I nod and walk to the other side of the bed, I climb under the blanket and gently lay her on my chest, carefully, trying not to disturb her tubes, I hold her close to my heart. My whole body shudders from the fear of tomorrow, if she survives to see tomorrow.

"To have and to hold, from the first day forward, for better, for worse, for richer, for poorer, in sickness and in health, to love and cherish, until death does us apart."

It takes my whole strength not to shake her mad and demand her to stay and keep fighting for me. It takes my whole strength to stay still listening to her pairing vow without destroying half of this planet. It takes my whole strength not to run to the kitchen, get a knife and beg her to take me with her too. I love you, Katherine Jones from planet Earth. I have to tell her, one more time.

"I love you too, High General Zer from Tzar." She replies quietly.

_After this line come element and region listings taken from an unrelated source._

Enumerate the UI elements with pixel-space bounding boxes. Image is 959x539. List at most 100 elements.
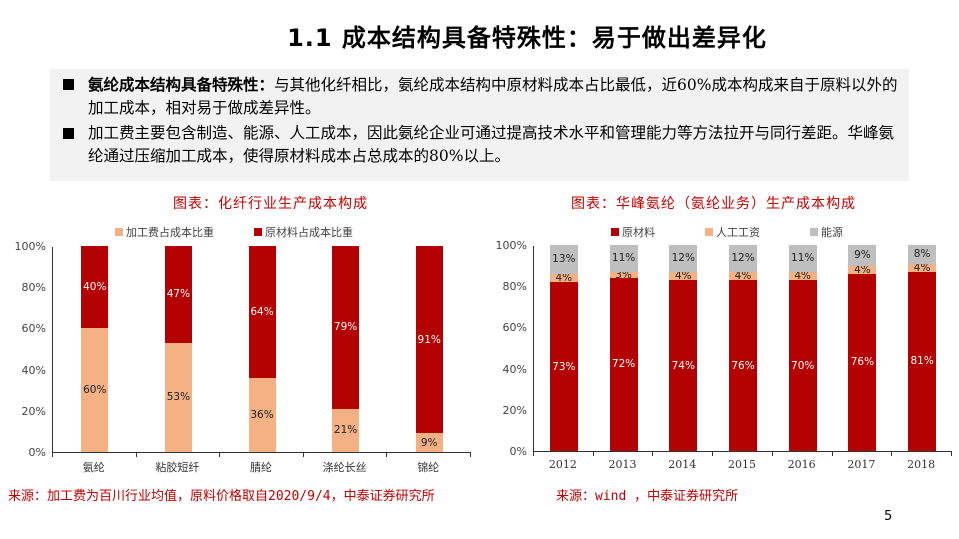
- bar-segment: 70%: [788, 280, 817, 451]
- legend-swatch-icon: [115, 228, 123, 236]
- stacked-bar: 73% 4% 13%: [549, 245, 578, 451]
- x-category-label: 2014: [668, 458, 697, 471]
- data-label: 4%: [734, 269, 752, 282]
- bar-segment: 4%: [848, 263, 877, 276]
- legend-item: 人工工资: [705, 224, 760, 240]
- data-label: 12%: [671, 252, 695, 265]
- bar-segment: 36%: [248, 377, 276, 452]
- stacked-bar: 72% 3% 11%: [609, 245, 638, 451]
- square-bullet-icon: [63, 79, 74, 90]
- legend-label: 能源: [821, 226, 843, 239]
- bar-segment: 60%: [81, 328, 109, 452]
- bar-segment: 4%: [908, 261, 937, 274]
- chart-title-left: 图表：化纤行业生产成本构成: [173, 196, 368, 212]
- data-label: 11%: [791, 252, 815, 265]
- x-category-label: 涤纶长丝: [322, 461, 367, 474]
- legend-item: 原材料: [611, 224, 655, 240]
- chart-legend-right: 原材料 人工工资 能源: [611, 224, 843, 240]
- data-label: 4%: [794, 269, 812, 282]
- legend-swatch-icon: [611, 228, 619, 236]
- x-category-label: 2015: [727, 458, 756, 471]
- legend-label: 加工费占成本比重: [126, 226, 214, 239]
- bar-segment: 3%: [609, 269, 638, 281]
- data-label: 79%: [333, 321, 358, 334]
- y-tick-label: 80%: [21, 281, 46, 295]
- data-label: 72%: [611, 358, 636, 371]
- y-tick-label: 100%: [495, 239, 527, 252]
- x-tick: [302, 452, 304, 457]
- chart-legend-left: 加工费占成本比重 原材料占成本比重: [115, 224, 353, 240]
- legend-item: 能源: [810, 224, 843, 240]
- legend-item: 原材料占成本比重: [254, 224, 353, 240]
- stacked-bar: 70% 4% 11%: [788, 245, 817, 451]
- y-tick-label: 0%: [509, 445, 527, 458]
- data-label: 47%: [166, 288, 191, 301]
- data-label: 73%: [552, 360, 576, 373]
- bar-segment: 74%: [669, 280, 698, 451]
- x-tick: [135, 452, 137, 457]
- x-tick: [470, 452, 471, 457]
- bar-segment: 11%: [609, 245, 638, 272]
- bar-segment: 8%: [908, 245, 937, 264]
- data-label: 40%: [83, 281, 107, 294]
- source-right: 来源：wind ，中泰证券研究所: [556, 489, 739, 504]
- x-tick: [386, 452, 388, 457]
- x-tick: [831, 451, 833, 456]
- data-label: 9%: [420, 436, 438, 449]
- stacked-bar: 36% 64%: [248, 246, 276, 452]
- bar-segment: 72%: [609, 277, 638, 451]
- data-label: 21%: [333, 424, 358, 437]
- y-tick-label: 60%: [21, 322, 46, 336]
- bar-segment: 4%: [549, 272, 578, 284]
- bar-segment: 12%: [669, 245, 698, 272]
- stacked-bar: 74% 4% 12%: [669, 245, 698, 451]
- x-tick: [219, 452, 221, 457]
- x-category-label: 腈纶: [249, 461, 272, 474]
- stacked-bar: 76% 4% 9%: [848, 245, 877, 451]
- bar-segment: 4%: [729, 269, 757, 282]
- y-tick-label: 40%: [502, 362, 527, 376]
- data-label: 9%: [854, 249, 871, 262]
- bar-segment: 9%: [415, 433, 443, 452]
- stacked-bar: 21% 79%: [332, 246, 360, 452]
- data-label: 4%: [913, 261, 931, 274]
- bar-segment: 40%: [81, 246, 109, 329]
- bar-segment: 47%: [164, 246, 192, 343]
- stacked-bar: 9% 91%: [415, 246, 443, 452]
- y-tick-label: 20%: [502, 403, 527, 417]
- data-label: 64%: [250, 305, 274, 318]
- plot-area: 73% 4% 13% 72% 3% 11% 74% 4% 12% 76% 4% 12% 70% 4% 11%…: [533, 245, 952, 456]
- stacked-bar: 81% 4% 8%: [908, 245, 937, 451]
- bar-segment: 11%: [788, 245, 817, 272]
- x-category-label: 2018: [907, 458, 936, 471]
- x-tick: [652, 451, 654, 456]
- x-category-label: 锦纶: [417, 461, 440, 474]
- bar-segment: 12%: [729, 245, 757, 272]
- bar-segment: 53%: [164, 342, 192, 452]
- bullet-text: 与其他化纤相比，氨纶成本结构中原材料成本占比最低，近60%成本构成来自于原料以外…: [88, 76, 898, 117]
- bar-segment: 79%: [332, 246, 360, 409]
- legend-label: 原材料占成本比重: [265, 226, 353, 239]
- x-tick: [771, 451, 773, 456]
- legend-swatch-icon: [810, 228, 818, 236]
- bullet-bold-lead: 氨纶成本结构具备特殊性：: [88, 75, 275, 94]
- data-label: 53%: [166, 391, 191, 404]
- data-label: 70%: [791, 359, 815, 372]
- data-label: 8%: [913, 248, 931, 261]
- bullet-text: 加工费主要包含制造、能源、人工成本，因此氨纶企业可通过提高技术水平和管理能力等方…: [88, 124, 895, 165]
- y-tick-label: 20%: [21, 404, 46, 418]
- summary-bullet: 氨纶成本结构具备特殊性：与其他化纤相比，氨纶成本结构中原材料成本占比最低，近60…: [60, 73, 899, 120]
- data-label: 81%: [910, 355, 934, 368]
- plot-area: 60% 40% 53% 47% 36% 64% 21% 79% 9% 91%: [52, 246, 471, 457]
- bar-segment: 21%: [332, 408, 360, 452]
- data-label: 13%: [552, 253, 576, 266]
- data-label: 4%: [854, 263, 871, 276]
- bar-segment: 73%: [549, 282, 578, 451]
- summary-bullet: 加工费主要包含制造、能源、人工成本，因此氨纶企业可通过提高技术水平和管理能力等方…: [60, 122, 899, 168]
- chart-title-right: 图表：华峰氨纶（氨纶业务）生产成本构成: [571, 196, 856, 212]
- y-tick-label: 0%: [28, 446, 46, 459]
- bar-segment: 81%: [908, 271, 937, 451]
- y-tick-label: 100%: [14, 240, 46, 253]
- bar-segment: 4%: [669, 270, 698, 282]
- bar-segment: 91%: [415, 246, 443, 434]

I can tell that she fell asleep instantly, but I couldn't even wink. It doesn't take long for me to feel exactly when the rise and fall of her chest stopped, and I lie next to her unable to do anything. My whole body shakes as I hold hers tight. I yell out an anguished groan holding her lifeless body against me.

She came to me unexpectedly, and she walked out taking half of my soul, and my whole heart with her.

The moment she died, marks the beginning of me feeling dead inside. I love you Katherine, and I will always love you for the rest of my life.